All rather calm: European markets opened a shade higher today after a mixed session on Monday saw little real direction from the major bourses. The FTSE 100 ended up 8pts, or +0.12%, at 7,077, but remains well within the range of the last 2 months. This morning it’s risen about 20pts to take a look at 7,100 again. US stocks were also mixed – the S&P 500 declined a touch as it struggled to make a new all-time high, whilst the Nasdaq rallied more than 0.4%. Meme stocks roared on Monday – GME rallied over 12% and the AMC advanced 14%. Earnings estimates for US stocks keep going up. Whilst we cannot expect any multiple expansion this year – as previously noted – even at the recent records the market probably wasn’t truly reflective of the kind of earnings growth we can expect this year. The Vix keeps coming down. MSCI’s All-Country World Index rose 0.1% on Monday, its sixth record close in 7 days. 

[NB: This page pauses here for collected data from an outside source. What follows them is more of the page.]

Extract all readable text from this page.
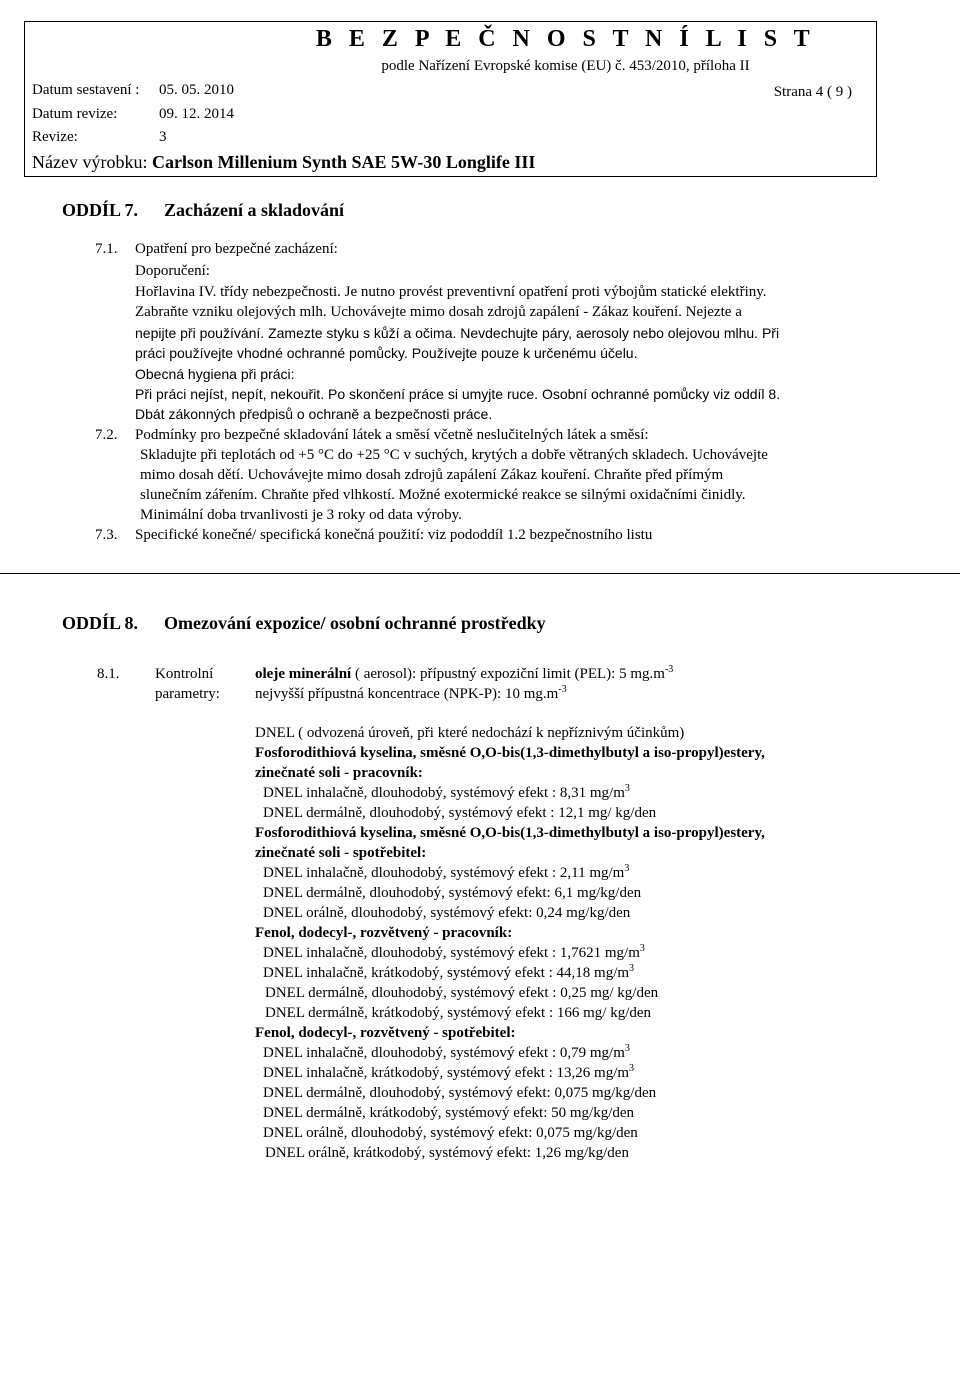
B E Z P E Č N O S T N Í L I S T
podle Nařízení Evropské komise (EU) č. 453/2010, příloha II
Datum sestavení : 05. 05. 2010
Datum revize:	09. 12. 2014
Revize:	3
Strana 4 ( 9 )
Název výrobku: Carlson Millenium Synth SAE 5W-30 Longlife III
ODDÍL 7. Zacházení a skladování
7.1. Opatření pro bezpečné zacházení:
Doporučení:
Hořlavina IV. třídy nebezpečnosti. Je nutno provést preventivní opatření proti výbojům statické elektřiny.
Zabraňte vzniku olejových mlh. Uchovávejte mimo dosah zdrojů zapálení - Zákaz kouření. Nejezte a
nepijte při používání. Zamezte styku s kůží a očima. Nevdechujte páry, aerosoly nebo olejovou mlhu. Při
práci používejte vhodné ochranné pomůcky. Používejte pouze k určenému účelu.
Obecná hygiena při práci:
Při práci nejíst, nepít, nekouřit. Po skončení práce si umyjte ruce. Osobní ochranné pomůcky viz oddíl 8.
Dbát zákonných předpisů o ochraně a bezpečnosti práce.
7.2. Podmínky pro bezpečné skladování látek a směsí včetně neslučitelných látek a směsí:
Skladujte při teplotách od +5 °C do +25 °C v suchých, krytých a dobře větraných skladech. Uchovávejte
mimo dosah dětí. Uchovávejte mimo dosah zdrojů zapálení Zákaz kouření. Chraňte před přímým
slunečním zářením. Chraňte před vlhkostí. Možné exotermické reakce se silnými oxidačními činidly.
Minimální doba trvanlivosti je 3 roky od data výroby.
7.3. Specifické konečné/ specifická konečná použití: viz pododdíl 1.2 bezpečnostního listu
ODDÍL 8. Omezování expozice/ osobní ochranné prostředky
8.1. Kontrolní
parametry:
oleje minerální ( aerosol): přípustný expoziční limit (PEL): 5 $mg.m^{-3}$
nejvyšší přípustná koncentrace (NPK-P): 10 $mg.m^{-3}$
DNEL ( odvozená úroveň, při které nedochází k nepříznivým účinkům)
Fosforodithiová kyselina, směsné O,O-bis(1,3-dimethylbutyl a iso-propyl)estery,
zinečnaté soli - pracovník:
DNEL inhalačně, dlouhodobý, systémový efekt : 8,31 $mg/m^3$
DNEL dermálně, dlouhodobý, systémový efekt : 12,1 mg/ kg/den
Fosforodithiová kyselina, směsné O,O-bis(1,3-dimethylbutyl a iso-propyl)estery,
zinečnaté soli - spotřebitel:
DNEL inhalačně, dlouhodobý, systémový efekt : 2,11 $mg/m^3$
DNEL dermálně, dlouhodobý, systémový efekt: 6,1 mg/kg/den
DNEL orálně, dlouhodobý, systémový efekt: 0,24 mg/kg/den
Fenol, dodecyl-, rozvětvený - pracovník:
DNEL inhalačně, dlouhodobý, systémový efekt : 1,7621 $mg/m^3$
DNEL inhalačně, krátkodobý, systémový efekt : 44,18 $mg/m^3$
DNEL dermálně, dlouhodobý, systémový efekt : 0,25 mg/ kg/den
DNEL dermálně, krátkodobý, systémový efekt : 166 mg/ kg/den
Fenol, dodecyl-, rozvětvený - spotřebitel:
DNEL inhalačně, dlouhodobý, systémový efekt : 0,79 $mg/m^3$
DNEL inhalačně, krátkodobý, systémový efekt : 13,26 $mg/m^3$
DNEL dermálně, dlouhodobý, systémový efekt: 0,075 mg/kg/den
DNEL dermálně, krátkodobý, systémový efekt: 50 mg/kg/den
DNEL orálně, dlouhodobý, systémový efekt: 0,075 mg/kg/den
DNEL orálně, krátkodobý, systémový efekt: 1,26 mg/kg/den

The truth is markets seem to be bobbing along pretty happily until there is the next big short-term risk scare – a well-understood, or at least fairly static, macro picture for the time being keeping things on an even keel. Inflation remains the big unknown but for now, bond yields are steady – US Treasury yields continue to look pretty calm around 1.55% – but the path for bond yields seems only higher this year. The question is one of timing and markets seem happy to wait until they get a clearer signal.

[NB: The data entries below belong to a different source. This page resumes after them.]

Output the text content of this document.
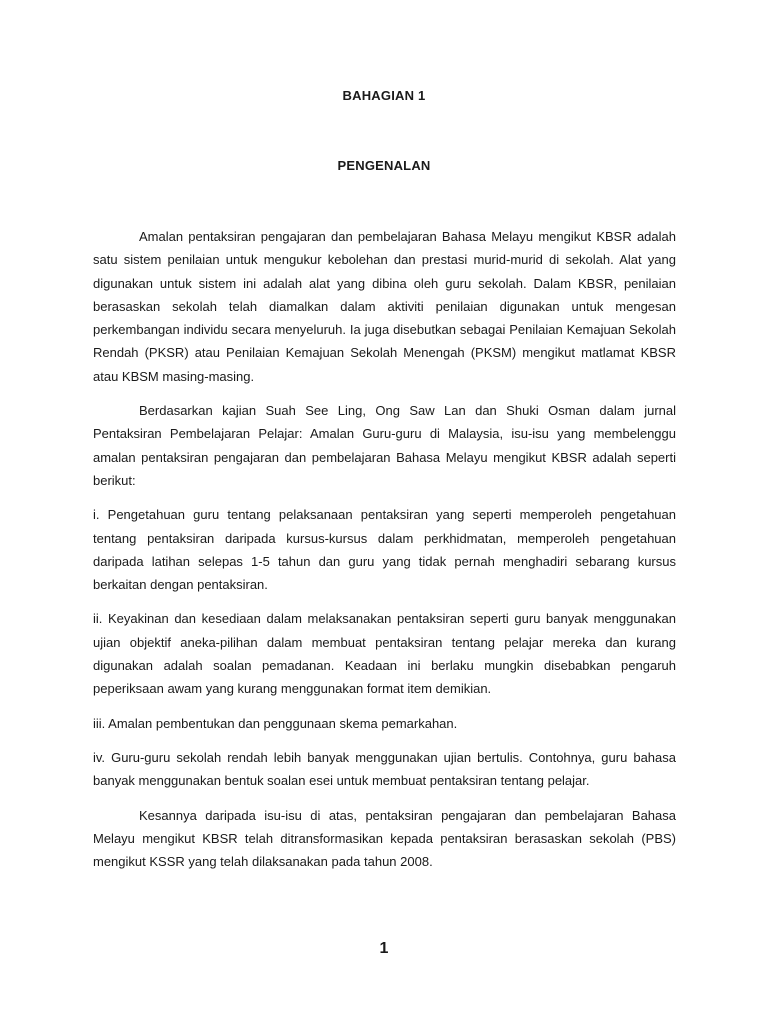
BAHAGIAN 1
PENGENALAN

Amalan pentaksiran pengajaran dan pembelajaran Bahasa Melayu mengikut KBSR adalah satu sistem penilaian untuk mengukur kebolehan dan prestasi murid-murid di sekolah. Alat yang digunakan untuk sistem ini adalah alat yang dibina oleh guru sekolah. Dalam KBSR, penilaian berasaskan sekolah telah diamalkan dalam aktiviti penilaian digunakan untuk mengesan perkembangan individu secara menyeluruh. Ia juga disebutkan sebagai Penilaian Kemajuan Sekolah Rendah (PKSR) atau Penilaian Kemajuan Sekolah Menengah (PKSM) mengikut matlamat KBSR atau KBSM masing-masing.

Berdasarkan kajian Suah See Ling, Ong Saw Lan dan Shuki Osman dalam jurnal Pentaksiran Pembelajaran Pelajar: Amalan Guru-guru di Malaysia, isu-isu yang membelenggu amalan pentaksiran pengajaran dan pembelajaran Bahasa Melayu mengikut KBSR adalah seperti berikut:

i. Pengetahuan guru tentang pelaksanaan pentaksiran yang seperti memperoleh pengetahuan tentang pentaksiran daripada kursus-kursus dalam perkhidmatan, memperoleh pengetahuan daripada latihan selepas 1-5 tahun dan guru yang tidak pernah menghadiri sebarang kursus berkaitan dengan pentaksiran.

ii. Keyakinan dan kesediaan dalam melaksanakan pentaksiran seperti guru banyak menggunakan ujian objektif aneka-pilihan dalam membuat pentaksiran tentang pelajar mereka dan kurang digunakan adalah soalan pemadanan. Keadaan ini berlaku mungkin disebabkan pengaruh peperiksaan awam yang kurang menggunakan format item demikian.

iii. Amalan pembentukan dan penggunaan skema pemarkahan.

iv. Guru-guru sekolah rendah lebih banyak menggunakan ujian bertulis. Contohnya, guru bahasa banyak menggunakan bentuk soalan esei untuk membuat pentaksiran tentang pelajar.

Kesannya daripada isu-isu di atas, pentaksiran pengajaran dan pembelajaran Bahasa Melayu mengikut KBSR telah ditransformasikan kepada pentaksiran berasaskan sekolah (PBS) mengikut KSSR yang telah dilaksanakan pada tahun 2008.

1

Look out Thursday for the double header of the European Central Bank (and a possible taper clanger to come), and the US CPI inflation print, which is expected to be something in the region of +3.4%, which is another big reading after the +4.2% hit last month. The core month-on-month reading is seen at +0.4%, down from the 40-year high of +0.9% last time around. Today we look to the German sentiment indicators at 10am (BST), plus the US trade balance figs and JOLTS job openings for event risk, though again it has to be said it’s a pretty light day for data.

Bitcoin struggles

Bitcoin struggles once more, with prices sliding under $33k again this morning and dipping beneath the post May crash stabilisation lows. I’ve expounded on this too many times to add anything new, but suffice to say it’s not a currency – no one is spending it; it’s just monstrous speculation. Donald Trump’s fears about Bitcoin threatening the dollar are unfounded. In almost every single use case – except in the world of criminals, terrorists and non-fungible token collectors – you have to convert it back into fiat to use it (even to buy your Tesla), so I fail to see it as anything but a kind of pointless digital gold. Read our latest update for more on investing in cryptocurrencies.

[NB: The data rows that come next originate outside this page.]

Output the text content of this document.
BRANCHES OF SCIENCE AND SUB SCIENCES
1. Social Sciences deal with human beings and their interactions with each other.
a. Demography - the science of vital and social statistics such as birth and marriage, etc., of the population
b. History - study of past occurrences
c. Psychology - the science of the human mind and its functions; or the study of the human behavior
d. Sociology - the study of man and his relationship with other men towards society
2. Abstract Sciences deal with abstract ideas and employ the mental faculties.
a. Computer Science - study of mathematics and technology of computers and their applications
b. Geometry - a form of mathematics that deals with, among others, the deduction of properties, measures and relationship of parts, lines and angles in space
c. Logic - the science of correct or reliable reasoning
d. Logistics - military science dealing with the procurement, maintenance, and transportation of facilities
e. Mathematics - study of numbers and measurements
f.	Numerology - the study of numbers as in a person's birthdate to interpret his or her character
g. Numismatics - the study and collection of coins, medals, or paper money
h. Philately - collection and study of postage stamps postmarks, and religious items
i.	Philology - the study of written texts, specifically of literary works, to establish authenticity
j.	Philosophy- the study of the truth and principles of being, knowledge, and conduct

MicroStrategy doubles down

Even as Bitcoin struggles diamond eyes MicroStrategy boss Michael Saylor is buying yet more of the stuff. MSTR shares fell 3% as it announced another $400m bond offering, which it said it MicroStrategy intends to “acquire additional bitcoins”. I don’t think there is much overall market impact from falling Bitcoin prices, but there is exposure for a certain kind of momentum/growth type names. MSTR has just booked a $285m loss due to fluctuations in Bitcoin prices. As noted in our note of May 19th, you now have a publicly listed stock with a market cap of almost $5bn (now $4.58bn) which is seemingly entirely dependent on the price of Bitcoin remaining above $24k.  


Elsewhere, sterling remains pressured under $1.42 with yesterday’s move to this key level rejected. GBPUSD trades around 1.4150. Currently caught between the 100-hour and 200-hour MAs as the near-term triangle formation plays out. Gold hovers around the $1,900 area but the bearish MACD crossover last week suggests it will fail.